← blog

My self-hosting journey

Once upon a time, I decided that I really wanted to start self-hosting many of services. Specifically, hosting my photos and files. I did this for a few reasons:

  1. I want control of my data
  2. I was not happy with existing options (Google Drive, Proton Drive, etc. all have slow syncing and don’t have ignore rules)

A First Version: Monolith

I took a bunch of old PC parts I had lying around and scrapped together a mid-tower build. I set up Arch Linux on it and ran a few things in Docker containers:

  1. NextCloud for files, photos, and CalDAV
  2. Tailscale Serve to expose services under a public URL which requires users to be on my Tailnet

    • creates domains like <service>.<tailnet name>.ts.net

Tailscale made remote management easy. But I had a problem - my disk is encrypted so what happens if my server reboots? It’ll just be stuck at cryptlvm login. To fix this I added mkinitcpio-dropbear which adds Dropbear SSH into the /boot volume and runs it before the disk is decrypted.

I Hate NextCloud

NextCloud continuously frustrated me with how complex, slow, and overall just bad it was. File syncing was a horrible experience and it wouldn’t let me add ignore rules (ex. for node_modules, target). It felt over-engineered for what I was doing.
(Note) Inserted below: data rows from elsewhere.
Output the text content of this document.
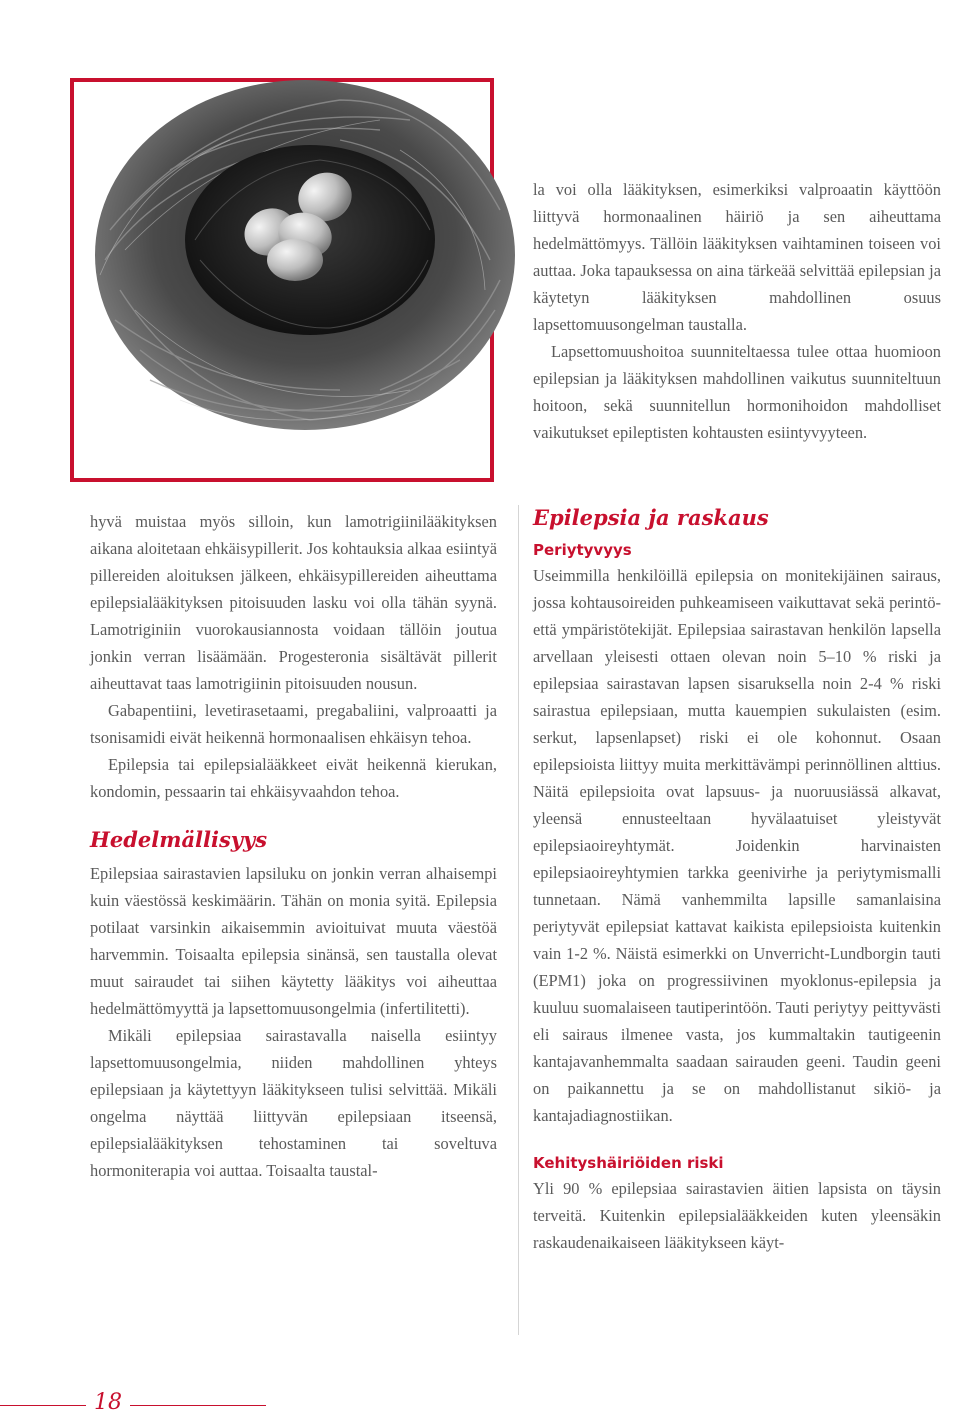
la voi olla lääkityksen, esimerkiksi valproaatin käyttöön liittyvä hormonaalinen häiriö ja sen aiheuttama hedelmättömyys. Tällöin lääkityksen vaihtaminen toiseen voi auttaa. Joka tapauksessa on aina tärkeää selvittää epilepsian ja käytetyn lääkityksen mahdollinen osuus lapsettomuusongelman taustalla.

Lapsettomuushoitoa suunniteltaessa tulee ottaa huomioon epilepsian ja lääkityksen mahdollinen vaikutus suunniteltuun hoitoon, sekä suunnitellun hormonihoidon mahdolliset vaikutukset epileptisten kohtausten esiintyvyyteen.

hyvä muistaa myös silloin, kun lamotrigiinilääkityksen aikana aloitetaan ehkäisypillerit. Jos kohtauksia alkaa esiintyä pillereiden aloituksen jälkeen, ehkäisypillereiden aiheuttama epilepsialääkityksen pitoisuuden lasku voi olla tähän syynä. Lamotriginiin vuorokausiannosta voidaan tällöin joutua jonkin verran lisäämään. Progesteronia sisältävät pillerit aiheuttavat taas lamotrigiinin pitoisuuden nousun.

Gabapentiini, levetirasetaami, pregabaliini, valproaatti ja tsonisamidi eivät heikennä hormonaalisen ehkäisyn tehoa.

Epilepsia tai epilepsialääkkeet eivät heikennä kierukan, kondomin, pessaarin tai ehkäisyvaahdon tehoa.

Hedelmällisyys

Epilepsiaa sairastavien lapsiluku on jonkin verran alhaisempi kuin väestössä keskimäärin. Tähän on monia syitä. Epilepsia potilaat varsinkin aikaisemmin avioituivat muuta väestöä harvemmin. Toisaalta epilepsia sinänsä, sen taustalla olevat muut sairaudet tai siihen käytetty lääkitys voi aiheuttaa hedelmättömyyttä ja lapsettomuusongelmia (infertilitetti).

Mikäli epilepsiaa sairastavalla naisella esiintyy lapsettomuusongelmia, niiden mahdollinen yhteys epilepsiaan ja käytettyyn lääkitykseen tulisi selvittää. Mikäli ongelma näyttää liittyvän epilepsiaan itseensä, epilepsialääkityksen tehostaminen tai soveltuva hormoniterapia voi auttaa. Toisaalta taustal-

Epilepsia ja raskaus
Periytyvyys

Useimmilla henkilöillä epilepsia on monitekijäinen sairaus, jossa kohtausoireiden puhkeamiseen vaikuttavat sekä perintö- että ympäristötekijät. Epilepsiaa sairastavan henkilön lapsella arvellaan yleisesti ottaen olevan noin 5–10 % riski ja epilepsiaa sairastavan lapsen sisaruksella noin 2-4 % riski sairastua epilepsiaan, mutta kauempien sukulaisten (esim. serkut, lapsenlapset) riski ei ole kohonnut. Osaan epilepsioista liittyy muita merkittävämpi perinnöllinen alttius. Näitä epilepsioita ovat lapsuus- ja nuoruusiässä alkavat, yleensä ennusteeltaan hyvälaatuiset yleistyvät epilepsiaoireyhtymät. Joidenkin harvinaisten epilepsiaoireyhtymien tarkka geenivirhe ja periytymismalli tunnetaan. Nämä vanhemmilta lapsille samanlaisina periytyvät epilepsiat kattavat kaikista epilepsioista kuitenkin vain 1-2 %. Näistä esimerkki on Unverricht-Lundborgin tauti (EPM1) joka on progressiivinen myoklonus-epilepsia ja kuuluu suomalaiseen tautiperintöön. Tauti periytyy peittyvästi eli sairaus ilmenee vasta, jos kummaltakin tautigeenin kantajavanhemmalta saadaan sairauden geeni. Taudin geeni on paikannettu ja se on mahdollistanut sikiö- ja kantajadiagnostiikan.

Kehityshäiriöiden riski

Yli 90 % epilepsiaa sairastavien äitien lapsista on täysin terveitä. Kuitenkin epilepsialääkkeiden kuten yleensäkin raskaudenaikaiseen lääkitykseen käyt-

18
I tried a few competitors to NextCloud, but none of them really had what I wanted. So, I decided to scrap the frontend entirely, opting to use Syncthing to host my files. This was genuinely an amazing experience. Not only did it allow great ignore rules, it was super fast. Combining it with GNU Stow enabled me to sync my dotfiles between my laptop and PC.

More Services

I added:

  1. Immich for photos (very much like Google Photos)
  2. Radicale for CalDAV
  3. Kanidm OIDC
  4. linkding, mealie, searxng, ..

As I started adding services, I needed a way to manage them. I had a folder in /home which contained folders for each service. Each service had its own docker-compose.yml. I created a variety of bash scripts to update and manage all of them.

While this worked fine, I wanted something more purpose built for what I was doing. Furthermore, I just did not feel good enough about the security of this to expose services to the internet.

Moving to Kubernetes: Blizzard

Building a Rack

I took apart my server PC and sold each component. With this money, I was able to find some great Facebook Marketplace deals for old servers.

I made a rack in closet with the following:

  1. Ubiquiti Cable Internet (Cable Modem)
  2. Ubiquiti UDM Pro
  3. Ubiquiti 10G switch (from my Dad)
  4. 2x Dell PowerEdge R430

    • dual E5-2640v3
    • 128GB ECC DDR4 2133MHz
    • 4x 750GB SAS SSDs
    • Intel(R) 10GbE 2P X710 Adapter
    • PERC H730P Mini (RAID controller I bought separately)
    • Dual 550W power supplies
    • Dual (redundant) SD card module (IDSDM)
  5. 1x Skullcandy Intel NUCs (from my Dad)
  6. Rack mount UPS

OS

I installed Talos Linux on all the 2 Dell servers and NUC. All were configured as both control planes and workers.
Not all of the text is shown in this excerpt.